S.C. House Intent on Road Transfer to Counties

By Paul Gable

It appears the S.C. House is fully intent on dumping approximately 50% of the current state road network onto the backs of the counties.

Reading into H.3579, the bill that has the most support among S.C. House members, the intent becomes quite apparent.

While it has been said repeatedly in the media that counties would have the option to accept the roads from the state, this isn’t quite true.

The wording in the bill makes the transfer automatic unless the County Transportation Committee specifically notifies the S.C. Department of Transportation that it refuses the transfer of roads for its county before November 1, 2015.

It gets even better.

The current 46 County Transportation Committees are dissolved at the end of the current fiscal year. The legislative delegation of each county will determine by July 1, 2015 how C funds, those gas tax funds that are remitted to counties, are to be administered beginning in Fiscal Year 2015-16.
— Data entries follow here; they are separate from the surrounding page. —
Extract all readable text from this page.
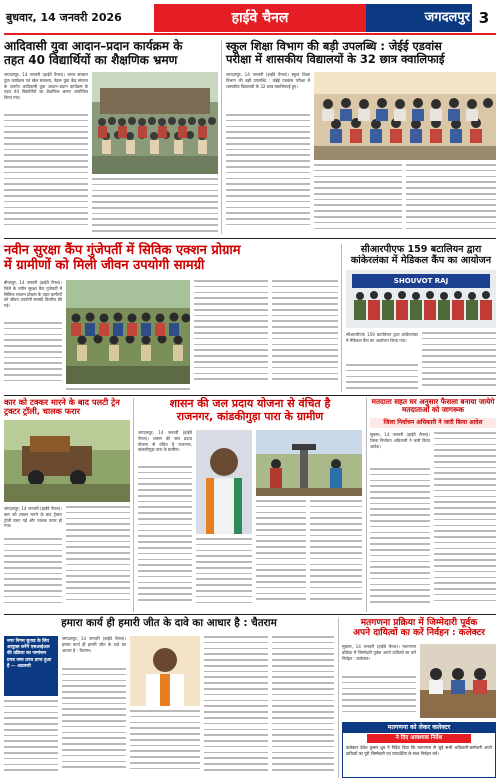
बुधवार, 14 जनवरी 2026	हाईवे चैनल	जगदलपुर 3
आदिवासी युवा आदान–प्रदान कार्यक्रम के
तहत 40 विद्यार्थियों का शैक्षणिक भ्रमण
जगदलपुर, 14 जनवरी (हाईवे चैनल)। भारत सरकार युवा कार्यक्रम एवं खेल मंत्रालय, नेहरू युवा केंद्र संगठन के अंतर्गत आदिवासी युवा आदान–प्रदान कार्यक्रम के तहत 40 विद्यार्थियों का शैक्षणिक भ्रमण आयोजित किया गया।
स्कूल शिक्षा विभाग की बड़ी उपलब्धि : जेईई एडवांस
परीक्षा में शासकीय विद्यालयों के 32 छात्र क्वालिफाई
जगदलपुर, 14 जनवरी (हाईवे चैनल)। स्कूल शिक्षा विभाग की बड़ी उपलब्धि : जेईई एडवांस परीक्षा में शासकीय विद्यालयों के 32 छात्र क्वालिफाई हुए।
नवीन सुरक्षा कैंप गुंजेपर्ती में सिविक एक्शन प्रोग्राम
में ग्रामीणों को मिली जीवन उपयोगी सामग्री
बीजापुर, 14 जनवरी (हाईवे चैनल)। जिले के नवीन सुरक्षा कैंप गुंजेपर्ती में सिविक एक्शन प्रोग्राम के तहत ग्रामीणों को जीवन उपयोगी सामग्री वितरित की गई।
सीआरपीएफ 159 बटालियन द्वारा
कांकेरलंका में मेडिकल कैंप का आयोजन
SHOUVOT RAJ
सीआरपीएफ 159 बटालियन द्वारा कांकेरलंका में मेडिकल कैंप का आयोजन किया गया।
कार को टक्कर मारने के बाद पलटी ट्रेन
ट्रक्टर ट्रॉली, चालक फरार
जगदलपुर, 14 जनवरी (हाईवे चैनल)। कार को टक्कर मारने के बाद ट्रैक्टर ट्रॉली पलट गई और चालक फरार हो गया।
शासन की जल प्रदाय योजना से वंचित है
राजनगर, कांडकीगुड़ा पारा के ग्रामीण
जगदलपुर, 14 जनवरी (हाईवे चैनल)। शासन की जल प्रदाय योजना से वंचित है राजनगर, कांडकीगुड़ा पारा के ग्रामीण।
मतदाता सहत घर अनुसार फैसला बनाया जायेगे
मतदाताओं को जागरूक
जिला निर्वाचन अधिकारी ने जारी किया आदेश
सुकमा, 14 जनवरी (हाईवे चैनल)। जिला निर्वाचन अधिकारी ने जारी किया आदेश।
हमारा कार्य ही हमारी जीत के दावे का आधार है : चैतराम
नगर निगम चुनाव के लिए आयुक्त करेंगे एसआईआर की प्रक्रिया का नामांकन प्रपत्र जमा प्रपत्र प्राप्त हुआ है — अटलजी
जगदलपुर, 14 जनवरी (हाईवे चैनल)। हमारा कार्य ही हमारी जीत के दावे का आधार है : चैतराम।
मतगणना प्रक्रिया में जिम्मेदारी पूर्वक
अपने दायित्वों का करें निर्वहन : कलेक्टर
सुकमा, 14 जनवरी (हाईवे चैनल)। मतगणना प्रक्रिया में जिम्मेदारी पूर्वक अपने दायित्वों का करें निर्वहन : कलेक्टर।
मतगणना को लेकर कलेक्टर
ने दिए आवश्यक निर्देश
कलेक्टर देवेश कुमार ध्रुव ने निर्देश दिया कि मतगणना से जुड़े सभी अधिकारी-कर्मचारी अपने दायित्वों का पूरी जिम्मेदारी एवं पारदर्शिता के साथ निर्वहन करें।
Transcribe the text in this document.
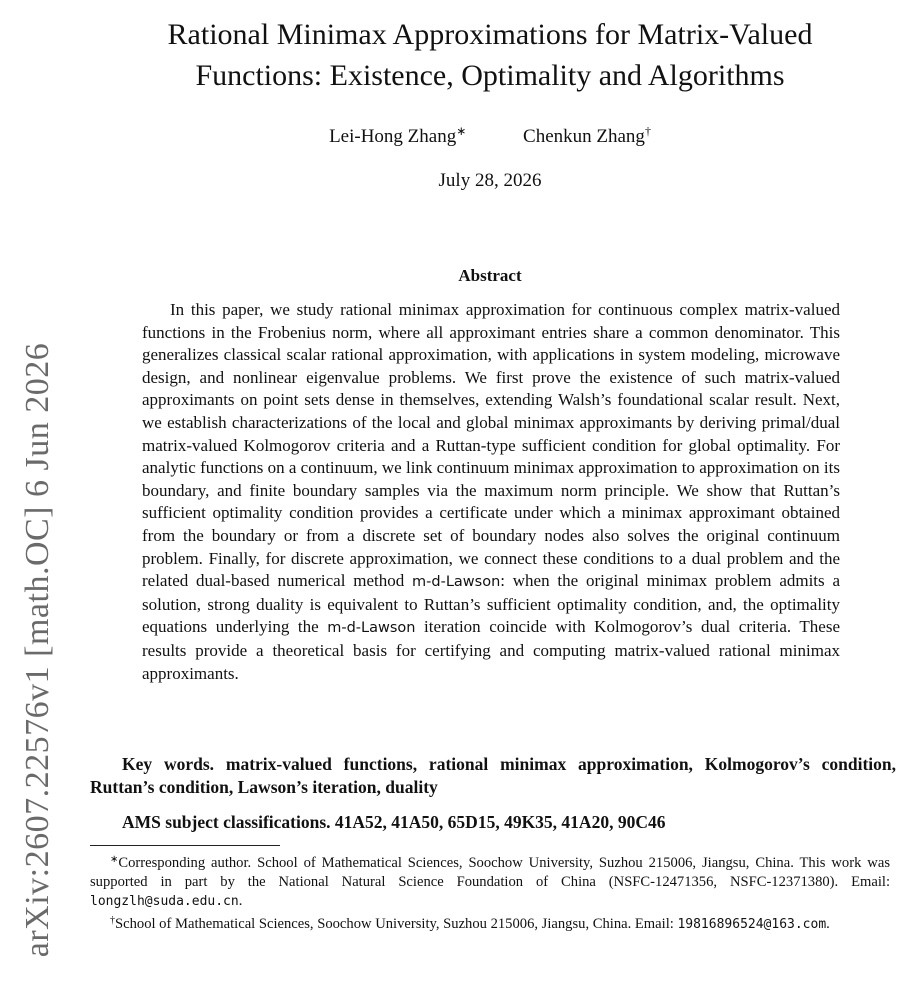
arXiv:2607.22576v1 [math.OC] 6 Jun 2026
Rational Minimax Approximations for Matrix-Valued
Functions: Existence, Optimality and Algorithms
Lei-Hong Zhang∗	Chenkun Zhang†
July 28, 2026
Abstract

In this paper, we study rational minimax approximation for continuous complex matrix-valued functions in the Frobenius norm, where all approximant entries share a common denominator. This generalizes classical scalar rational approximation, with applications in system modeling, microwave design, and nonlinear eigenvalue problems. We first prove the existence of such matrix-valued approximants on point sets dense in themselves, extending Walsh’s foundational scalar result. Next, we establish characterizations of the local and global minimax approximants by deriving primal/dual matrix-valued Kolmogorov criteria and a Ruttan-type sufficient condition for global optimality. For analytic functions on a continuum, we link continuum minimax approximation to approximation on its boundary, and finite boundary samples via the maximum norm principle. We show that Ruttan’s sufficient optimality condition provides a certificate under which a minimax approximant obtained from the boundary or from a discrete set of boundary nodes also solves the original continuum problem. Finally, for discrete approximation, we connect these conditions to a dual problem and the related dual-based numerical method m-d-Lawson: when the original minimax problem admits a solution, strong duality is equivalent to Ruttan’s sufficient optimality condition, and, the optimality equations underlying the m-d-Lawson iteration coincide with Kolmogorov’s dual criteria. These results provide a theoretical basis for certifying and computing matrix-valued rational minimax approximants.

Key words. matrix-valued functions, rational minimax approximation, Kolmogorov’s condition, Ruttan’s condition, Lawson’s iteration, duality

AMS subject classifications. 41A52, 41A50, 65D15, 49K35, 41A20, 90C46

∗Corresponding author. School of Mathematical Sciences, Soochow University, Suzhou 215006, Jiangsu, China. This work was supported in part by the National Natural Science Foundation of China (NSFC-12471356, NSFC-12371380). Email: longzlh@suda.edu.cn.

†School of Mathematical Sciences, Soochow University, Suzhou 215006, Jiangsu, China. Email: 19816896524@163.com.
The legislative delegations have three options to choose from for administration of C funds:

  1. Allow SCDOT to administer the funds for the county
  2. Designate county council to administer the funds. If this option is chosen, county council must appoint a C Funds Advisory Committee that includes one mayor, one municipal council member and one municipal employee (all from different municipalities in the county).
  3. Appoint a new County Transportation Committee that includes one mayor, one council member and one municipal employee (all from different municipalities).

It is logical to expect that each county legislative delegation will choose whichever option it deems most amenable to accepting state roads.

Unless it specifically opts out, each county will receive the liability for maintaining the transferred roads. But, only in option 2 does the county council get to make the final decision on how its county’s C funds are spent.

Why is the S.C. General Assembly so unwilling to allow local government to govern?

This is not a good bill. Unless the S.C. Senate passes something totally different and a conference committee strikes the transfer of roads, expect the state to transfer its road funding problems to the counties beginning next fiscal year, without the means for counties to fund road maintenance.

S.C. drivers will still face the problems of poorly maintained roads while the General Assembly will claim it handled the problem.